Go to your theme’s functions.php file and add the following code

remove_action('wp_head', 'rsd_link'); 
remove_action('wp_head', 'wlwmanifest_link'); 
remove_action('wp_head', 'wp_generator'); 
remove_action('wp_head', 'wp_shortlink_wp_head'); 
remove_action( 'wp_head', 'feed_links', 2 ); 
remove_action('wp_head', 'feed_links_extra', 3 ); 
remove_action('wp_head', 'adjacent_posts_rel_link_wp_head');
remove_action('wp_head', 'print_emoji_detection_script', 7);
remove_action('wp_print_styles', 'print_emoji_styles');
remove_action( 'admin_print_scripts', 'print_emoji_detection_script' );
remove_action( 'admin_print_styles', 'print_emoji_styles' );

 

20. Prevent Users from Browsing your Site’s Folders

There are curious eyes out there who may try to sneak into your website directories and file structure. They will do guesswork, remove certain parts of your URL to see the folder structure of your website. Which is not good for you.

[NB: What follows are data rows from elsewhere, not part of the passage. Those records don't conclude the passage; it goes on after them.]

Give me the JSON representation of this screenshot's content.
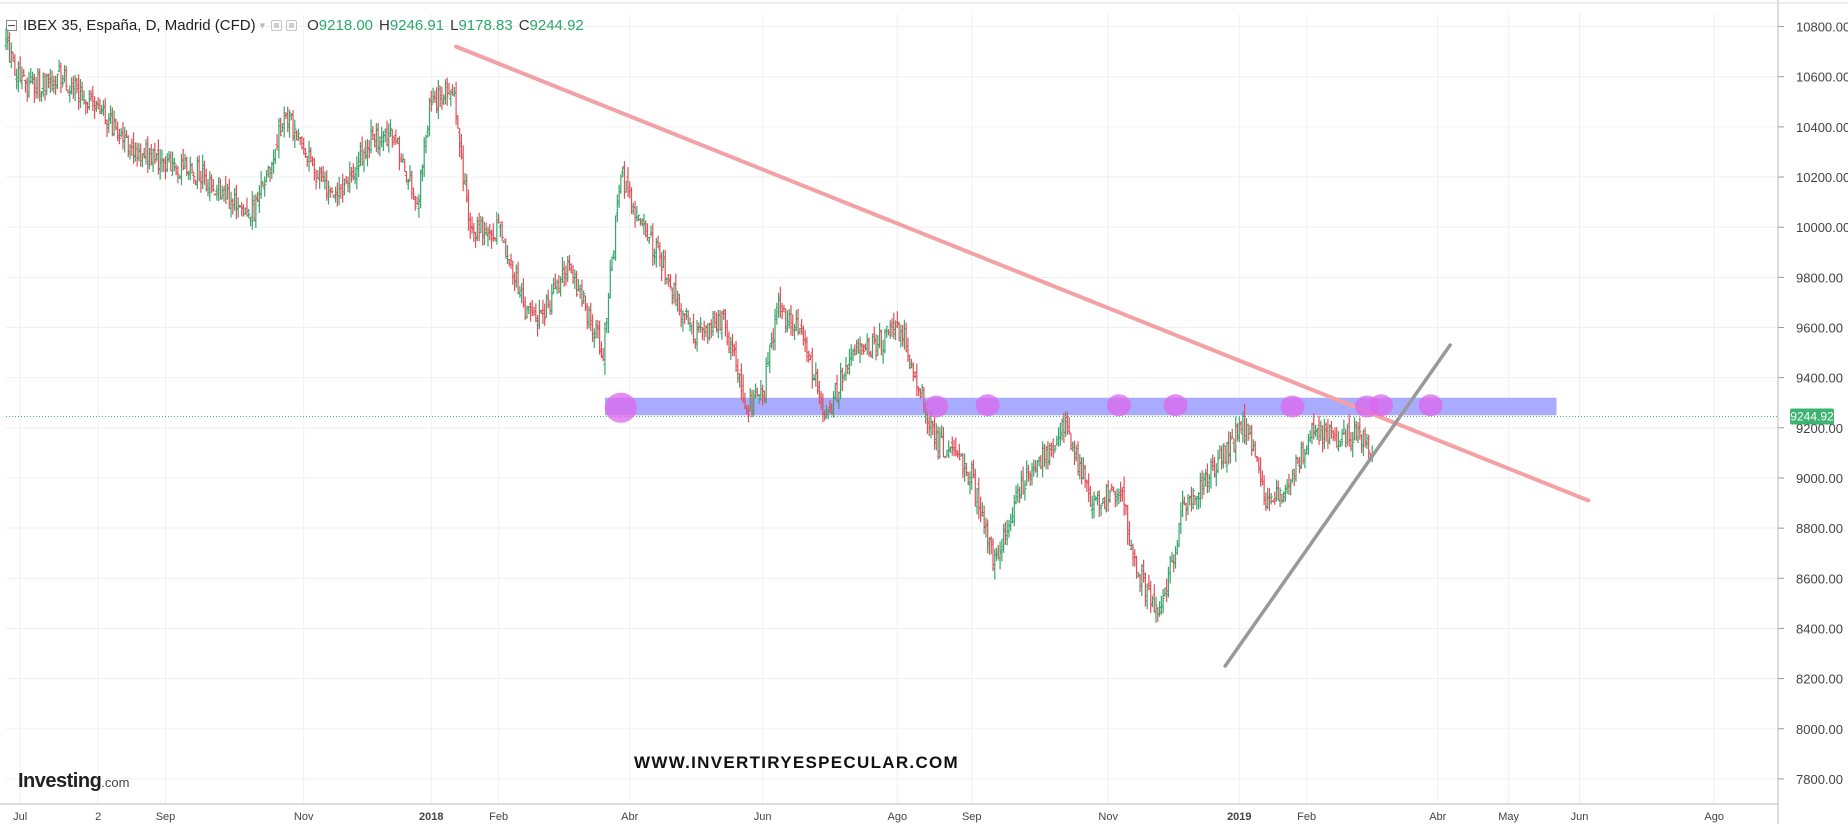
{
  "header": {
    "symbol": "IBEX 35, España, D, Madrid (CFD)",
    "open_label": "O",
    "open": "9218.00",
    "high_label": "H",
    "high": "9246.91",
    "low_label": "L",
    "low": "9178.83",
    "close_label": "C",
    "close": "9244.92"
  },
  "watermark": "WWW.INVERTIRYESPECULAR.COM",
  "logo": {
    "main": "Investing",
    "suffix": ".com"
  },
  "colors": {
    "up": "#3aa66b",
    "down": "#e0505a",
    "downtrend_line": "#f4a1a6",
    "uptrend_line": "#999999",
    "zone": "#9a9cff",
    "marker": "#dd66ee",
    "price_tag": "#3cb371",
    "grid": "#eef0f2"
  },
  "chart_data": {
    "type": "ohlc",
    "title": "IBEX 35, España, D, Madrid (CFD)",
    "ylim": [
      7700,
      10850
    ],
    "y_ticks": [
      "10800.00",
      "10600.00",
      "10400.00",
      "10200.00",
      "10000.00",
      "9800.00",
      "9600.00",
      "9400.00",
      "9200.00",
      "9000.00",
      "8800.00",
      "8600.00",
      "8400.00",
      "8200.00",
      "8000.00",
      "7800.00"
    ],
    "x_ticks": [
      "Jul",
      "2",
      "Sep",
      "Nov",
      "2018",
      "Feb",
      "Abr",
      "Jun",
      "Ago",
      "Sep",
      "Nov",
      "2019",
      "Feb",
      "Abr",
      "May",
      "Jun",
      "Ago"
    ],
    "last_price": "9244.92",
    "price_path": [
      [
        0,
        10720
      ],
      [
        12,
        10550
      ],
      [
        30,
        10600
      ],
      [
        55,
        10450
      ],
      [
        75,
        10300
      ],
      [
        90,
        10260
      ],
      [
        108,
        10220
      ],
      [
        122,
        10150
      ],
      [
        140,
        10060
      ],
      [
        158,
        10450
      ],
      [
        175,
        10200
      ],
      [
        185,
        10110
      ],
      [
        205,
        10340
      ],
      [
        218,
        10380
      ],
      [
        232,
        10100
      ],
      [
        240,
        10510
      ],
      [
        253,
        10520
      ],
      [
        262,
        9990
      ],
      [
        278,
        10000
      ],
      [
        292,
        9690
      ],
      [
        302,
        9640
      ],
      [
        318,
        9850
      ],
      [
        337,
        9500
      ],
      [
        347,
        10220
      ],
      [
        352,
        10120
      ],
      [
        370,
        9860
      ],
      [
        388,
        9560
      ],
      [
        405,
        9640
      ],
      [
        418,
        9280
      ],
      [
        428,
        9360
      ],
      [
        435,
        9680
      ],
      [
        448,
        9590
      ],
      [
        463,
        9240
      ],
      [
        478,
        9510
      ],
      [
        490,
        9530
      ],
      [
        505,
        9600
      ],
      [
        523,
        9170
      ],
      [
        545,
        9000
      ],
      [
        558,
        8660
      ],
      [
        575,
        9000
      ],
      [
        598,
        9200
      ],
      [
        612,
        8920
      ],
      [
        630,
        8930
      ],
      [
        638,
        8620
      ],
      [
        652,
        8470
      ],
      [
        665,
        8900
      ],
      [
        680,
        9030
      ],
      [
        700,
        9220
      ],
      [
        712,
        8900
      ],
      [
        720,
        8930
      ],
      [
        738,
        9200
      ],
      [
        751,
        9160
      ],
      [
        762,
        9170
      ],
      [
        772,
        9120
      ]
    ],
    "tick_positions": [
      {
        "label": "Jul",
        "day": 8
      },
      {
        "label": "2",
        "day": 52
      },
      {
        "label": "Sep",
        "day": 90
      },
      {
        "label": "Nov",
        "day": 168
      },
      {
        "label": "2018",
        "day": 240
      },
      {
        "label": "Feb",
        "day": 278
      },
      {
        "label": "Abr",
        "day": 352
      },
      {
        "label": "Jun",
        "day": 427
      },
      {
        "label": "Ago",
        "day": 503
      },
      {
        "label": "Sep",
        "day": 545
      },
      {
        "label": "Nov",
        "day": 622
      },
      {
        "label": "2019",
        "day": 696
      },
      {
        "label": "Feb",
        "day": 734
      },
      {
        "label": "Abr",
        "day": 808
      },
      {
        "label": "May",
        "day": 848
      },
      {
        "label": "Jun",
        "day": 888
      },
      {
        "label": "Ago",
        "day": 964
      }
    ],
    "downtrend_line": [
      [
        254,
        10720
      ],
      [
        893,
        8910
      ]
    ],
    "uptrend_line": [
      [
        688,
        8250
      ],
      [
        815,
        9530
      ]
    ],
    "support_zone": {
      "from_day": 338,
      "to_day": 875,
      "low": 9250,
      "high": 9320
    },
    "touch_markers": [
      {
        "day": 347,
        "price": 9280,
        "big": true
      },
      {
        "day": 525,
        "price": 9285
      },
      {
        "day": 554,
        "price": 9290
      },
      {
        "day": 628,
        "price": 9290
      },
      {
        "day": 660,
        "price": 9290
      },
      {
        "day": 726,
        "price": 9285
      },
      {
        "day": 768,
        "price": 9285
      },
      {
        "day": 776,
        "price": 9290
      },
      {
        "day": 804,
        "price": 9290
      }
    ],
    "last_day": 808
  }
}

To prevent this behavior, add the following code to your website’s .HTACCESS file

Options All -Indexes

 

There are lots of other things you can do after installing WordPress in your website or blog but these are the basic ones. Remember, what you want to do after installing WordPress completely depends on what your objectives are from the site and your level of knowledge. There are webmasters and bloggers  who install caching plugins and give first priority to site speed. There are bloggers who give first priority to content creation. There are bloggers who give first priority to design, typography, look and feel.

What you give priority is totally up to you, but these are the bare minimum things you should be doing after finishing a new WordPress installation.